This post is part of a series where Joel Tosi and I write about the course we are developing titled “The Thinking Leader’s Toolkit”.
This week we apply causal modeling to something different.
For many of us, the idea that fear has no place in the workplace is obvious. It’s not a new idea. Deming named “Drive out fear” in his 14 points on management decades ago.
There are some, however, who think that intimidation is a valid management technique or that a little fear is motivating. They’re wrong, of course. (Just ask Sully and Mike from Monsters, Inc.) But WHY are they wrong? Is this something a causal model can help us explore? It turns out that yes, yes it can.
Let’s take a look at the blame cycle, a common driver of fear. It starts with the idea that problems can be attributed to individuals. Imagine something bad has happened, like a production incident. The fear-and-blame oriented boss demands to know: “WHO IS AT FAULT?!?”
“Not me!”
“Well it’s not my fault!”
“I certainly hope you’re not trying to put this all on me. I just ran the script. They wrote it!”
“The script didn’t cause the outage. Your configuration did.”
The cycle has begun. A game of pin-the-blame-on-the-scapegoat ensues. Fear levels rise, along with defensiveness and denial. Some seek to hide any indication of their involvement. They want plausible deniability. Others cherry pick data in order to make themselves look good.

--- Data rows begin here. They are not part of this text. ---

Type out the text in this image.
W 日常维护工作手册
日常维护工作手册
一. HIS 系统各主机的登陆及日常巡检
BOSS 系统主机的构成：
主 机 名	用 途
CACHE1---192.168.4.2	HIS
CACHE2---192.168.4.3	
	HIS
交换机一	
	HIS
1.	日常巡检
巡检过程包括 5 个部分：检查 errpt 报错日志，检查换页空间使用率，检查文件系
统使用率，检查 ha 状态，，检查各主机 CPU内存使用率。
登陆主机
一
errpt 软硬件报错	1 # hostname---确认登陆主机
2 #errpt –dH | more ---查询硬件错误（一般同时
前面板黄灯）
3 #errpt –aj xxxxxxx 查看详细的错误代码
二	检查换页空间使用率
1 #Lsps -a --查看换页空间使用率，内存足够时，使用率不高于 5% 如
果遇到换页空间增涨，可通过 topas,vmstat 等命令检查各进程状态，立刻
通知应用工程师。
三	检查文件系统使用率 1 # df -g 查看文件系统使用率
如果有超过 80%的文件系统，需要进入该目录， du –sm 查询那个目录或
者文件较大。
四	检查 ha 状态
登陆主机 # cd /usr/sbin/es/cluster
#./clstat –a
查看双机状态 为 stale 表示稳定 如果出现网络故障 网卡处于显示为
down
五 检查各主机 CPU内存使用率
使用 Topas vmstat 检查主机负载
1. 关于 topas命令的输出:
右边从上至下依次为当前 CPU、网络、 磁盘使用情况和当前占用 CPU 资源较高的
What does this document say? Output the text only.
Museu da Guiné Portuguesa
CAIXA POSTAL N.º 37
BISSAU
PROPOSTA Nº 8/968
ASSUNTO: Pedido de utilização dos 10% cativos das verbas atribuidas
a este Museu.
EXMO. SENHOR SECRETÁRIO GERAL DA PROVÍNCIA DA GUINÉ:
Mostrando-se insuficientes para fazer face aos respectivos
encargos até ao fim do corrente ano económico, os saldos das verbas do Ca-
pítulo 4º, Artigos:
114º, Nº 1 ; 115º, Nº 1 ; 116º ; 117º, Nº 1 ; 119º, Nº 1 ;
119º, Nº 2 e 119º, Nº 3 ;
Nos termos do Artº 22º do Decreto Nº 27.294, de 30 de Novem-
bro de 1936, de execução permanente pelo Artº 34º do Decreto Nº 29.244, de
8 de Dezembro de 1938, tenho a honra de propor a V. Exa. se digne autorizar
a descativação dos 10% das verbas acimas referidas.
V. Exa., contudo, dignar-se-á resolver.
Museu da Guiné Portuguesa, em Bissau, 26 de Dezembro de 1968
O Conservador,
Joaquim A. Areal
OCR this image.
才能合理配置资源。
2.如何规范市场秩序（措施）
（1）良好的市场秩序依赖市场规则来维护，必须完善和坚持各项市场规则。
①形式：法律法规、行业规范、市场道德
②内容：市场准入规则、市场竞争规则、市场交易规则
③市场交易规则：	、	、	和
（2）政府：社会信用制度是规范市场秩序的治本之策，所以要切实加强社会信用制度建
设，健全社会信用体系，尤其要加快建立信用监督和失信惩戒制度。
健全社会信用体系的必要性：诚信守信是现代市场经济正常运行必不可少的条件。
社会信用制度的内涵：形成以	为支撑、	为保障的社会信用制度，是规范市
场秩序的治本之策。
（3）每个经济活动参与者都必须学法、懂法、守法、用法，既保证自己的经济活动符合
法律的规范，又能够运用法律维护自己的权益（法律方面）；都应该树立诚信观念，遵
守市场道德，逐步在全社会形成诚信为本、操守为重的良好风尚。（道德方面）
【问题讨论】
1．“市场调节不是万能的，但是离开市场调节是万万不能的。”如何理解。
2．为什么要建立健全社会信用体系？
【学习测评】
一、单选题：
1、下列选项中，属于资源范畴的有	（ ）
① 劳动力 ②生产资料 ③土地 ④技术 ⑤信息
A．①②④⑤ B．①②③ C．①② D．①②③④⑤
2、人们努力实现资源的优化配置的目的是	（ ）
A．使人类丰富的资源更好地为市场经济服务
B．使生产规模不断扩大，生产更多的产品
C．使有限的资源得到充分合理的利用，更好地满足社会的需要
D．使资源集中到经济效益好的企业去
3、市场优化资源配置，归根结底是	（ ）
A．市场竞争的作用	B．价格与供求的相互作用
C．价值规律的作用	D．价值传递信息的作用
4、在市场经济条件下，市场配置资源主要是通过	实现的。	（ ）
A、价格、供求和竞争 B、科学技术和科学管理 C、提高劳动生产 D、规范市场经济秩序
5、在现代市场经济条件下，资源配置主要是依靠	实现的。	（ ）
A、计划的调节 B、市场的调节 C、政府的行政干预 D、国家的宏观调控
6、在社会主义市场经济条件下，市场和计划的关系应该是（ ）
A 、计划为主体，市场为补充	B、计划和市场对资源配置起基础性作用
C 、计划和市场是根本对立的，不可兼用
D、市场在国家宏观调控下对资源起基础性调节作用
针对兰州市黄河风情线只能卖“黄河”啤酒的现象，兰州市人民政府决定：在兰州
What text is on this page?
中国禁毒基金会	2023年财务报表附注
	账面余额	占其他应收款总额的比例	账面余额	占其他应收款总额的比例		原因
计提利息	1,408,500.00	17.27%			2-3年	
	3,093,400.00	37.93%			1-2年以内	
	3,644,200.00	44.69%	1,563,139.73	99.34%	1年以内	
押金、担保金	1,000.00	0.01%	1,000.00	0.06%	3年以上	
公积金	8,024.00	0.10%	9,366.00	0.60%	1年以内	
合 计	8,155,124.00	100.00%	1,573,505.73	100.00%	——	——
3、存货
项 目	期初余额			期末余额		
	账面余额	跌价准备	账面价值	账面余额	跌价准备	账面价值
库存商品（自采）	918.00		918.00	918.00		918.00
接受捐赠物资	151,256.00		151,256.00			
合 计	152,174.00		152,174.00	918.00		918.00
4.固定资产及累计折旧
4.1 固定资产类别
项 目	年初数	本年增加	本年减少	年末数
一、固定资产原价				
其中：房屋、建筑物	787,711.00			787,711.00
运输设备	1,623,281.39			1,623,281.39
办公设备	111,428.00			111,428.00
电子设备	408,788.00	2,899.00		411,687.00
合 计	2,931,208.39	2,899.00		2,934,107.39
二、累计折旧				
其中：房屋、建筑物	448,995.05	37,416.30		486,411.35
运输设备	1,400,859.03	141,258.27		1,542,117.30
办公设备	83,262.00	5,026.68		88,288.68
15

At this point, any data or metrics coming out of the organization are questionable. The data is likely to be distorted to make a given constituent look good, or at least dodge blame. That means the blame-oriented boss can’t get trustworthy data. That in turn leads to terrible decisions (because good decisions require good data). Terrible decisions lead to bad results. The cycle continues.
It’s ironic: trying to pin the root cause on an individual to root out the problem actually creates more problems. Worse, the cycle is reinforcing. It continues as a downward spiral as long as management believes in blaming individuals and instilling fear.
If you work with someone who tends to blame others and create fear, you could try using this model to explain why that approach causes more harm than good. Unfortunately they’re unlikely to change their approach. It will take more than a model to change their underlying philosophy.
So what’s the point in creating the model?
Sometimes the benefit of a causal model isn’t helping someone else see something that’s obvious to you, but rather helping you see exactly why your intuition is right. That validation might just be the confidence boost you need to keep going.